L’Impossibilità di Proseguire il Giudizio sul Concordato
La Corte ribadisce che, sebbene la pendenza di una domanda di concordato impedisca temporaneamente la dichiarazione di fallimento, non rende improcedibile il relativo procedimento. Anzi, il rigetto della domanda di omologazione, anche se non definitivo, rende immediatamente possibile la dichiarazione di fallimento. Il giudizio sull’omologabilità del concordato non può proseguire autonomamente dopo la dichiarazione di fallimento. I motivi di impugnazione contro il diniego del concordato devono necessariamente ‘trasformarsi’ in motivi di impugnazione della sentenza dichiarativa di fallimento.
Le Conclusioni: Implicazioni Pratiche
Questa ordinanza conferma un orientamento giurisprudenziale cruciale per gli operatori del diritto fallimentare.
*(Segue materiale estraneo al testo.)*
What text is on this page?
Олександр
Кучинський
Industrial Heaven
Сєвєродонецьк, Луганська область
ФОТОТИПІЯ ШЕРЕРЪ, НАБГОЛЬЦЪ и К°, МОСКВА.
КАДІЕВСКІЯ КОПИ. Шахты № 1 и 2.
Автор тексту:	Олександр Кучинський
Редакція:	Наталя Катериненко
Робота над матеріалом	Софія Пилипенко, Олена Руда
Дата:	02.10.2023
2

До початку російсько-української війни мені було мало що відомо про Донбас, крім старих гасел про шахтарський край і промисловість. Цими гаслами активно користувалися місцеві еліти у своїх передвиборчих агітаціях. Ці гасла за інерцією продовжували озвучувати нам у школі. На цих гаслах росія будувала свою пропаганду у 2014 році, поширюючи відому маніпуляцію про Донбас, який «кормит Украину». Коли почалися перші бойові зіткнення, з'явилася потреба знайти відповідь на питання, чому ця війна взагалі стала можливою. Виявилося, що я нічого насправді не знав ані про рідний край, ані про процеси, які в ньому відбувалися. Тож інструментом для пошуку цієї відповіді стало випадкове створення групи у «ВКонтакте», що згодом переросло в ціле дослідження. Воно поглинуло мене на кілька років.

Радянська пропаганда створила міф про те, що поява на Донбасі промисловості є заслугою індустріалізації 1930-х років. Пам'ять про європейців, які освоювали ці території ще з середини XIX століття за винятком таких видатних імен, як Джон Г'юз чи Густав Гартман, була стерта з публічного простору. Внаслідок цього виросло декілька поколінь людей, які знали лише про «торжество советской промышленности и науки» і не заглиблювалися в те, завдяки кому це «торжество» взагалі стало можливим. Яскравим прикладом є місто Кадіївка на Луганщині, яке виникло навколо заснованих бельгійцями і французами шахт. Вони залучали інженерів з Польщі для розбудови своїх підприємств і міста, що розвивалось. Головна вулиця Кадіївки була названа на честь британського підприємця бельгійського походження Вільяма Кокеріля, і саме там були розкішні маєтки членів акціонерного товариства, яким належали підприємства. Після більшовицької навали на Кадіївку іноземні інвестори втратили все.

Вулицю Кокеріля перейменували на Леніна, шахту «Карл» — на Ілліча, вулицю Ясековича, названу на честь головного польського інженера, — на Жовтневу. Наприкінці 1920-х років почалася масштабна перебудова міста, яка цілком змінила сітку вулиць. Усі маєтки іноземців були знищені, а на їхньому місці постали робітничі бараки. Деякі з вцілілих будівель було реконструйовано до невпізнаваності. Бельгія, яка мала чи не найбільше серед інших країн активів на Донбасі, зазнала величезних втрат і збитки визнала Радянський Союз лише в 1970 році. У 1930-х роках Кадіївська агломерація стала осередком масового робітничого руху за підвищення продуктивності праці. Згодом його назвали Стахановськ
Le implicazioni pratiche sono significative:
- Concentrazione della tutela: L’unico rimedio per contestare l’esito negativo di un concordato, quando sia seguito da fallimento, è l’impugnazione della sentenza dichiarativa di fallimento.
- Economia processuale: Si evita la duplicazione di giudizi, concentrando l’intera analisi della crisi aziendale all’interno della procedura fallimentare, che assorbe tutte le questioni precedenti.
- Certezza del diritto: Viene stabilito un percorso processuale chiaro per l’imprenditore. L’eventuale illegittimità del diniego di omologa diventa un vizio della sentenza di fallimento, da far valere nelle sedi appropriate, e non più oggetto di un procedimento autonomo e ormai svuotato di scopo.
La dichiarazione di fallimento impedisce di continuare un processo sul concordato preventivo?
Sì, secondo la Corte di Cassazione, la sopravvenuta dichiarazione di fallimento, divenuta definitiva, rende improcedibile il giudizio relativo all’omologazione del concordato preventivo, poiché la procedura fallimentare assorbe l’intera controversia sulla crisi d’impresa.
Cosa succede se un’azienda viene dichiarata fallita mentre è in corso un appello sulla sua richiesta di concordato?
L’appello o il ricorso per cassazione sul concordato diventa improcedibile. Il giudizio non può proseguire verso una decisione di merito perché il fallimento ha di fatto chiuso la possibilità di risolvere la crisi tramite concordato.
È possibile contestare la sentenza di fallimento basandosi sui motivi che riguardavano il rigetto del concordato?
Sì. La Corte chiarisce che le censure relative al diniego di omologazione del concordato devono essere formulate come motivi di impugnazione contro la sentenza dichiarativa di fallimento. In pratica, la contestazione si ‘trasferisce’ nel giudizio di impugnazione del fallimento.